The owner of Bootsy Bellows, the upscale underground nightspot on East Hopkins Avenue’s restaurant row, is suing over losses resulting from a local power outage early this month.
The lawsuit was filed in Pitkin County District Court on Tuesday. It names Edwards-based LKP Engineering Inc., Morrison-based Odell Drilling Inc. and Aspen resident Patricia Gorman as defendants. Aspen attorneys Christopher D. Bryan and Angela M. Vichick of Garfield & Hecht P.C. are representing the plaintiff, Bootsy Aspen LLC, which owns and operates Bootsy Bellows.

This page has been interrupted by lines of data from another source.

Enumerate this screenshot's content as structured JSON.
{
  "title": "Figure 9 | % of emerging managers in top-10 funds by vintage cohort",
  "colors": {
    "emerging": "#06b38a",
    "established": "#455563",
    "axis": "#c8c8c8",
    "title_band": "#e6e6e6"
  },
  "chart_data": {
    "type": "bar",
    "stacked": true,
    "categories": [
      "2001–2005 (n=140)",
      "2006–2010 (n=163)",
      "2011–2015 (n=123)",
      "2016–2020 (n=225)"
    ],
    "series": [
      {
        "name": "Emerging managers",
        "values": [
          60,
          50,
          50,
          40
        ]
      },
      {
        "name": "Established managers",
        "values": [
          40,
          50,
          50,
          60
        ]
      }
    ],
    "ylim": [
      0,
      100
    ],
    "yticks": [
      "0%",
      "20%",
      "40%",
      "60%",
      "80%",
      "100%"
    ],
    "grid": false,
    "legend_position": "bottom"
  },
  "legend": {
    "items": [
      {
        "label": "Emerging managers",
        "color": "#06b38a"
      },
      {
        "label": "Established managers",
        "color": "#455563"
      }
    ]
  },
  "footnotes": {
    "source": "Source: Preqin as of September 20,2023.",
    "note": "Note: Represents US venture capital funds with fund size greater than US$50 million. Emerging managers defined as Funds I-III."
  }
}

On Aug. 4, LKP was taking soil samples with subcontractor Odell Drilling at Gorman’s East Hallam Street residence, where, according to city officials, the crew was working without proper permits. At approximately 11:30 a.m., the city received a phone call from LKP saying the crew had severed a main electric feeder line, causing widespread outages in the downtown area. Power was not fully restored until around 10 p.m., and affected businesses — many of which had to close that day and night — and individuals are claiming thousands of dollars in lost revenue and spoiled food and drink.
Bootsy Bellows is not the first entity to file suit over the matter. One week after the outage, a family of Louisiana-based lawyers filed a class-action complaint against LKP, Odell and Gorman. It claims thousands of dollars in lost revenue and wages for a local restaurant and its workers.

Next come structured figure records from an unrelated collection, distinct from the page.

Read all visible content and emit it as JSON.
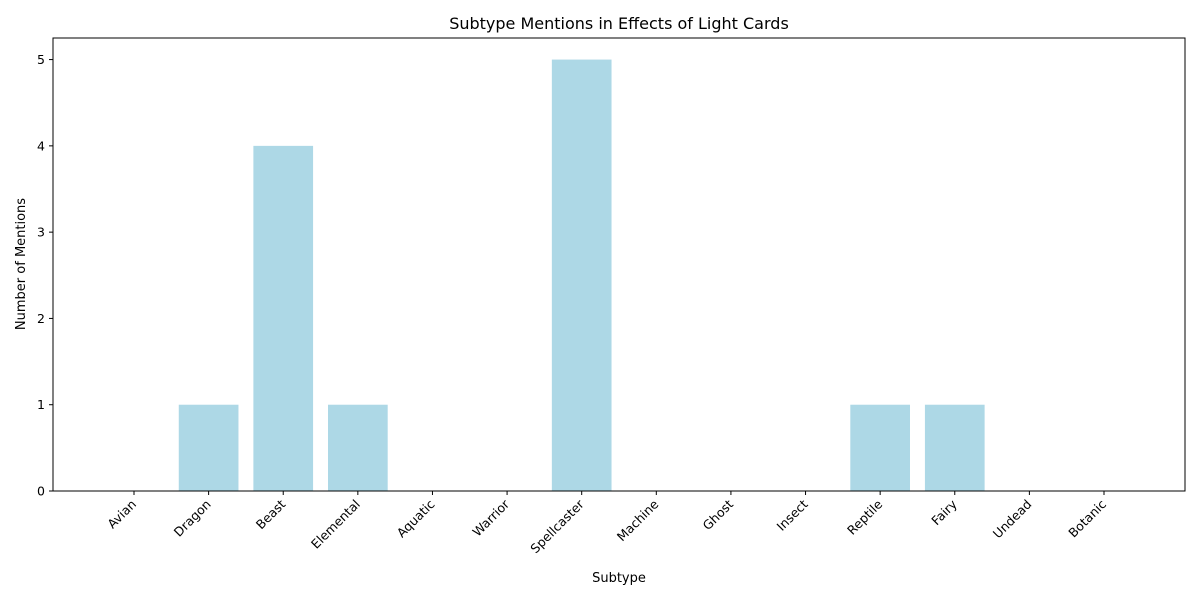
{
  "chart_data": {
    "type": "bar",
    "title": "Subtype Mentions in Effects of Light Cards",
    "xlabel": "Subtype",
    "ylabel": "Number of Mentions",
    "categories": [
      "Avian",
      "Dragon",
      "Beast",
      "Elemental",
      "Aquatic",
      "Warrior",
      "Spellcaster",
      "Machine",
      "Ghost",
      "Insect",
      "Reptile",
      "Fairy",
      "Undead",
      "Botanic"
    ],
    "values": [
      0,
      1,
      4,
      1,
      0,
      0,
      5,
      0,
      0,
      0,
      1,
      1,
      0,
      0
    ],
    "ylim": [
      0,
      5.25
    ],
    "yticks": [
      0,
      1,
      2,
      3,
      4,
      5
    ],
    "bar_color": "#add8e6",
    "grid": false,
    "legend": "none"
  }
}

That lawsuit was filed on behalf of Brunelleschi’s restaurant, bartender Wesley Beuter and waitress Katrina Buesch. They are represented by attorneys Becket Becnel and Daniel Becnel.

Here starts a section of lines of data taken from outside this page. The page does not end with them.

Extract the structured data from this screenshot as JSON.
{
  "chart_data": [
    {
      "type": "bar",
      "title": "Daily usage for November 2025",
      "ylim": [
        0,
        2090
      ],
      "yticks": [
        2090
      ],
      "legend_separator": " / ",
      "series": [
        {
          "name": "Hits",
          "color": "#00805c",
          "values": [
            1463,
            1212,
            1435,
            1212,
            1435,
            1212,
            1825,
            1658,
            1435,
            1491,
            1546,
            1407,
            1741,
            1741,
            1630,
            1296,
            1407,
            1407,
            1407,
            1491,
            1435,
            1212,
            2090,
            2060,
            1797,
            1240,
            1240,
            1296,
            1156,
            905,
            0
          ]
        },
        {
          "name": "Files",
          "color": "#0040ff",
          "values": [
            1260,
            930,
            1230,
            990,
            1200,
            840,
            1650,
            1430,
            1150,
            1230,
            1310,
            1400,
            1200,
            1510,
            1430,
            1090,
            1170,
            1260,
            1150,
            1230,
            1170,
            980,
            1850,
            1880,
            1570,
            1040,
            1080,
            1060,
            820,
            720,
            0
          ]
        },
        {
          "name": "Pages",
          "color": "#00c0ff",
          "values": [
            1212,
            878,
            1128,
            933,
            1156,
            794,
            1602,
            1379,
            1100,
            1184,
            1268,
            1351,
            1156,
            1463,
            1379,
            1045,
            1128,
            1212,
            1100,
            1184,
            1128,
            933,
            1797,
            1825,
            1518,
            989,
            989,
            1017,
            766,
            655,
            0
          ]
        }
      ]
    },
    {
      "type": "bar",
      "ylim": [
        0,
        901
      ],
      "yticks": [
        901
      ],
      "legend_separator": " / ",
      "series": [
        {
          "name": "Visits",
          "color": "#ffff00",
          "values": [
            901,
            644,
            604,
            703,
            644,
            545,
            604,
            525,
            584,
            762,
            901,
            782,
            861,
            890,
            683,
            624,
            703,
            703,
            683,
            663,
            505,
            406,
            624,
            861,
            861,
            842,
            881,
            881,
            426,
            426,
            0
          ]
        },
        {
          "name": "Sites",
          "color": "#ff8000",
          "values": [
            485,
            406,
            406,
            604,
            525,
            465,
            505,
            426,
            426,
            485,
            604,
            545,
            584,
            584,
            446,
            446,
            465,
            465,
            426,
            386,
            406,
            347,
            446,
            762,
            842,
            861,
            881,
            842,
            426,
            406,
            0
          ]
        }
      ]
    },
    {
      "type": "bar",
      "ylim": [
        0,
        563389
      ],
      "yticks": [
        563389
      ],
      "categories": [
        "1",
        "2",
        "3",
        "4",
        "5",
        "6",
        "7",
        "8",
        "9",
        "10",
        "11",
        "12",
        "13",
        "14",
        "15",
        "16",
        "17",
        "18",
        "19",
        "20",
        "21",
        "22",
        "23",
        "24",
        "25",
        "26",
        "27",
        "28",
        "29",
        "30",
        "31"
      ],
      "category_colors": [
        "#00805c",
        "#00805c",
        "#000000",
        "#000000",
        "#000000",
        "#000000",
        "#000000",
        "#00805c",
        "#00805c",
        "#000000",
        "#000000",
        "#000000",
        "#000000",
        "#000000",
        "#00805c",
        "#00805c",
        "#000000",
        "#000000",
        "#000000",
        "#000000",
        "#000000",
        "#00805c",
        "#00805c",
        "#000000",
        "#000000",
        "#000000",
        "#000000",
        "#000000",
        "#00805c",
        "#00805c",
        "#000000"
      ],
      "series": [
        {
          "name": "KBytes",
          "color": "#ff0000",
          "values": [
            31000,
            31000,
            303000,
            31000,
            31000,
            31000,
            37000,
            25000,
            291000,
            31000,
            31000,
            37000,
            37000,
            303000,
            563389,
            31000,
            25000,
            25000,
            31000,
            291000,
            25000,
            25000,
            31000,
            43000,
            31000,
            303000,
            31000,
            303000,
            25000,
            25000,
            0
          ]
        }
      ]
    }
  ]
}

The Becnels argue in the suit that there could be 50 businesses and 500 individuals with lost profits and wages as a result of the power outage. The complaint says Brunelleschi’s suffered a loss of as much as $20,000, while employees lost wages and tips when they were sent home that evening.
A statement from the Becnels says they have been approached by other claimants about potential legal remedies, but the Becnels “wanted to get this matter filed as soon as possible in hopes to expedite the litigation.”
Bryan said Wednesday that the losses to Bootsy Aspen are still being tabulated, but he believes they are around $40,000. Bootsy Bellows was closed for business the entire day of the outage.
“Defendants were negligent in conducting unpermitted soil drilling on Property, and such negligence proximately caused Bootsy Bellows to suffer damages related to, among other things, loss of profits, spoliation of perishable inventory and malfunctioning of a sound processor,” the suit states.
The lawsuit seeks a jury trial and a damages award.
The owner of LKP Engineering, Luiza Petrovska, could not be reached for comment Wednesday.